What’s in A Name ? Exploring the Role of Law and Bureaucracy in The Everyday Construction of Holot, an ’Open Detention Facility’ for ’Infiltrators’ in Israel

/whats-name

  • What’s in A Name? Exploring the Role of Law and Bureaucracy in The Everyday Construction of Holot, an ’Open Detention Facility’ for ’Infiltrators’ in Israel | Oxford Law Faculty
    https://www.law.ox.ac.uk/research-subject-groups/centre-criminology/centreborder-criminologies/blog/2017/11/whats-name

    Approximately 38,000 asylum seekers from Sudan and Eritrea currently reside in Israel. All entered Israel since 2005 through non-authorized border points, and most claim to have fled persecution in Sudan or human rights abuses in Eritrea. In 2013, Israel established Holot ‘open detention facility’ in the middle of the Negev desert, approved by the Knesset (Israel’s Parliament). To date, approximately 10,000 people have been detained in Holot. Detainees must report to Holot for a year-long detention, under the 5th amendment to the Prevention of Infiltration Law. Detainees must be present for head counts in the mornings, evenings and sleep in the facility, while during the day, they are allowed outside the center’s confines. Israel’s Prison Authority runs the facility. Breach of disciplinary guidelines is punishable by sanctions, including removal to a closed facility, Saharonim, located across the road.

    During interviews, three legal terms were frequently used by state employees or legal professionals to describe Holot as a non-punitive arrangement. I expand briefly on each term to trace how a punitive effect takes place, despite the claimed neutrality and administrative nature of these legal terms.

    Administrative detention, which includes the arrest and detention of persons without an indictment, trial or access to judicial review, has existed since the state’s founding in 1948. The early days of Israeli statehood were characterised by the mass movement of hundreds of thousands of Palestinians who had been displaced during the 1947-8 war.
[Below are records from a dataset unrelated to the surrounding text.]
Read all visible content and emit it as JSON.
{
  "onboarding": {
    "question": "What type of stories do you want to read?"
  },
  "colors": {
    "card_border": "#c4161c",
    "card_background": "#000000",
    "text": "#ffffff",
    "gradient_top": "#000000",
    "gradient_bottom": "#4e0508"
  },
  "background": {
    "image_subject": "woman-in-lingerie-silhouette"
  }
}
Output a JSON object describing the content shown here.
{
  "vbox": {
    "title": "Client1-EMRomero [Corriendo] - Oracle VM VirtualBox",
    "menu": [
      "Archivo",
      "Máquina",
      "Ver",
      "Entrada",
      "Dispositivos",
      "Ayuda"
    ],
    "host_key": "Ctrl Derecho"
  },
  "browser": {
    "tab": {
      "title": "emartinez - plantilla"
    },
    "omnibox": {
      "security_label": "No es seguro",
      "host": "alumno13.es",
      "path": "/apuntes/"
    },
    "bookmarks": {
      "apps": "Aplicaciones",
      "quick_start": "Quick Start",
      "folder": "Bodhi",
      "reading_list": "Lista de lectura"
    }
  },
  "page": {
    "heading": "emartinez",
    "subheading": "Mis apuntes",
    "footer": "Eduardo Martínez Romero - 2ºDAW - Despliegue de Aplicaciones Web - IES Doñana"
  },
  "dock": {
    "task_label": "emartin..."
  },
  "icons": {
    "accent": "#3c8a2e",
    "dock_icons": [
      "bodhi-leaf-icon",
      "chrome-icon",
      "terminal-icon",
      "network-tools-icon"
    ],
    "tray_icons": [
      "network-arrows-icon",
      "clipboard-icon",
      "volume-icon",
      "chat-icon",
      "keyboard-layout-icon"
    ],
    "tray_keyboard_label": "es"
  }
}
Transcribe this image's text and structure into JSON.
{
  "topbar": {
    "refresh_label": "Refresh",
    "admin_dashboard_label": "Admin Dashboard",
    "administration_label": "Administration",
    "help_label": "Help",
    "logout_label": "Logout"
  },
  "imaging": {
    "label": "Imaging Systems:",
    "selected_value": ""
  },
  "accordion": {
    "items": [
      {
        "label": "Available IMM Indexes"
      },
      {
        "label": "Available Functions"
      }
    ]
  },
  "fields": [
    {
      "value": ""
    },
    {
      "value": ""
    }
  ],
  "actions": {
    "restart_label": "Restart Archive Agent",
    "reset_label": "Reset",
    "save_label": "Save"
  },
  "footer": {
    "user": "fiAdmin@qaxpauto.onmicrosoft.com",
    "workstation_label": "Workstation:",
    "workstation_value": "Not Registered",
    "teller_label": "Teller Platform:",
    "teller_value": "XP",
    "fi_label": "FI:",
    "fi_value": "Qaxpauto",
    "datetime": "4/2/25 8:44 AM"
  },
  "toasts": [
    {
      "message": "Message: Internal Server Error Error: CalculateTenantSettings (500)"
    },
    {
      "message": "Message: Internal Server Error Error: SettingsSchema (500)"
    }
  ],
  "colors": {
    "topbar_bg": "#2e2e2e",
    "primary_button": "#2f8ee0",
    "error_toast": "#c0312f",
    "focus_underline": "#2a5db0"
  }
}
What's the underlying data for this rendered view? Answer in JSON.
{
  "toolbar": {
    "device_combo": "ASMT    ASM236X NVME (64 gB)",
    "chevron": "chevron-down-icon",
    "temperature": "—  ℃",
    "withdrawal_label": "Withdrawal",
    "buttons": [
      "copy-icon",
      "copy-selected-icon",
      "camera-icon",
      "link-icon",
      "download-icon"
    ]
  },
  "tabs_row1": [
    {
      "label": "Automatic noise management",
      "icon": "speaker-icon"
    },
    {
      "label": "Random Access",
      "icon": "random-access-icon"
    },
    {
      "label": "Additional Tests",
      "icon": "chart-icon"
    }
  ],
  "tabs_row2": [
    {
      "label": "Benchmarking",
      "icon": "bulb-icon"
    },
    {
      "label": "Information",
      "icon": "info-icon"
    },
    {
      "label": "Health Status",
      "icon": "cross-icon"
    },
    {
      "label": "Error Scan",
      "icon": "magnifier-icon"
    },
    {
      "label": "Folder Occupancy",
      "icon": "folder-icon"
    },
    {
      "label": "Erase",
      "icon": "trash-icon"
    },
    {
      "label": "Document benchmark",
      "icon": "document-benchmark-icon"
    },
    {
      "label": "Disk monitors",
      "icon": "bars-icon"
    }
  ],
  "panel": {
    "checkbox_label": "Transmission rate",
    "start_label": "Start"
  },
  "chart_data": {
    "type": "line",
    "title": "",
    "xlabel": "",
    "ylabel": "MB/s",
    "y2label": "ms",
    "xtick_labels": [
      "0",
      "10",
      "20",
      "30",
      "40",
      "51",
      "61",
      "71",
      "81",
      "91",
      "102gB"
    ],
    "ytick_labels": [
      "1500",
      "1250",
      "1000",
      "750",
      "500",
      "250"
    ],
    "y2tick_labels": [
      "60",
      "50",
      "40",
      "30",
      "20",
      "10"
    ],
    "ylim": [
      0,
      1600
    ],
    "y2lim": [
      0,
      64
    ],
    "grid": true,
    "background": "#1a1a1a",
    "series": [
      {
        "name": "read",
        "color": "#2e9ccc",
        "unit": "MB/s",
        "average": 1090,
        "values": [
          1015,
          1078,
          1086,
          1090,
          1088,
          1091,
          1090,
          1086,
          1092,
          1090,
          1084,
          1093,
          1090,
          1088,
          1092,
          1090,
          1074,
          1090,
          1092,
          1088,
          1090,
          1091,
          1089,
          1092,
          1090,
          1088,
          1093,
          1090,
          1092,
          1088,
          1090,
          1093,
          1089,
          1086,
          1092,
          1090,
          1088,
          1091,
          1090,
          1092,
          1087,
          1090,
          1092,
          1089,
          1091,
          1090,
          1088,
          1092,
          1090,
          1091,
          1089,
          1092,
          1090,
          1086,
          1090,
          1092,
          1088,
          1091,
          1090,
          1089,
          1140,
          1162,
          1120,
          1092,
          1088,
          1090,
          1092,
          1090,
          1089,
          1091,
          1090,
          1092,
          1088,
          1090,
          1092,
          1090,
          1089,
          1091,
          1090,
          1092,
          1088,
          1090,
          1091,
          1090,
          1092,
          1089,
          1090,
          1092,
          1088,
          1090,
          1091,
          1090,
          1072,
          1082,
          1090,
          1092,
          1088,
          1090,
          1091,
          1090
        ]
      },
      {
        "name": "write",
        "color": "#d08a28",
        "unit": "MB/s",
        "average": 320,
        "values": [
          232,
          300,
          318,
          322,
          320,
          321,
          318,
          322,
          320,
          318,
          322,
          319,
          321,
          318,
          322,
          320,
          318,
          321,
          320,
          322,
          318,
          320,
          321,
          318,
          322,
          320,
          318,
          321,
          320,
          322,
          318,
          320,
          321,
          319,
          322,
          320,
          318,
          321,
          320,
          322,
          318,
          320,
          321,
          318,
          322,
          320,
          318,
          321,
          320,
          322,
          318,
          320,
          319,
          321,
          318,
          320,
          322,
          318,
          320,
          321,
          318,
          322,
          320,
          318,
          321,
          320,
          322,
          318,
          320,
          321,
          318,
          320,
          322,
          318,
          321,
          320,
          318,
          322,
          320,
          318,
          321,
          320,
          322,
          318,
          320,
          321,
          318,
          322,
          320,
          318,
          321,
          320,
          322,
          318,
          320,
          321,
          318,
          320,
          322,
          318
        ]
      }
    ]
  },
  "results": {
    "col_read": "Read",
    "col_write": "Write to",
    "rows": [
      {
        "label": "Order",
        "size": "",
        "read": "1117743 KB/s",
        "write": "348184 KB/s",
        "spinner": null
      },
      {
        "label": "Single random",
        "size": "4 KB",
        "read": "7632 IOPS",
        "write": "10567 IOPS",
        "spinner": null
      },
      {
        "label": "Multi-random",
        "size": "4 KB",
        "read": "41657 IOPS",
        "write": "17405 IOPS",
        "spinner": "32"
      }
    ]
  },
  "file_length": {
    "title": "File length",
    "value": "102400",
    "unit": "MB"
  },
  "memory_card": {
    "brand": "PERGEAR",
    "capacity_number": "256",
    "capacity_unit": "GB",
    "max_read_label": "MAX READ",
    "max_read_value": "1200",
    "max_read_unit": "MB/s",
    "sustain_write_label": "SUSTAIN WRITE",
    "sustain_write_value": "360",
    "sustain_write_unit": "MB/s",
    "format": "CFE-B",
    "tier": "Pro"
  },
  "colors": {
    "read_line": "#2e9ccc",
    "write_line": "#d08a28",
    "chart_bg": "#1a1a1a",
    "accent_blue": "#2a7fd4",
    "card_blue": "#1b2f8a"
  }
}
Those who crossed the border without the new State’s authorisation were titled ‘infiltrators.’ Increased organized smuggling by militant groups called Fedayeen in the early years of the state, led to the legislation of the Prevention of Infiltration Law in 1954. Since 2012 this law was expanded, contested in court, and amended to regulate asylum seekers who entered the country through non-authorised border points, and enable their detention.

    State employees and legislators insist that administrative detention is not punitive, and therefore does not need to comply with individual criminal law procedures and protections. However, similarities between administrative detention and penal incarceration came under scrutiny in Israel’s Supreme Court and in legislative committees. As explained in the final verdict on detention in Holot by Justice Vogelman: “Long periods of detention cross the border between a ‘disciplinary’ sanction which is largely carried out for the sake of deterrence and a ‘penal’ sanction which is punitive in its essence” (author’s translation). This observation was picked up by scholars, activists and lawyers questioning the legislative aim of detention, its covert and overt goals.

    The blurred or intersecting border between criminal law and immigration law has been vastly explored under the term crimmigration. Juliet Stumpf has written about the ways in which ‘the process is the punishment in crimmigration law’, drawing on Malcolm Feeley’s 1979 work. Stumpf identifies two criteria to ascertain when processes of crimmigration law may become punitive: when those subjected to the process experience it as punitive, and when the process is enacted as a sanction by the state.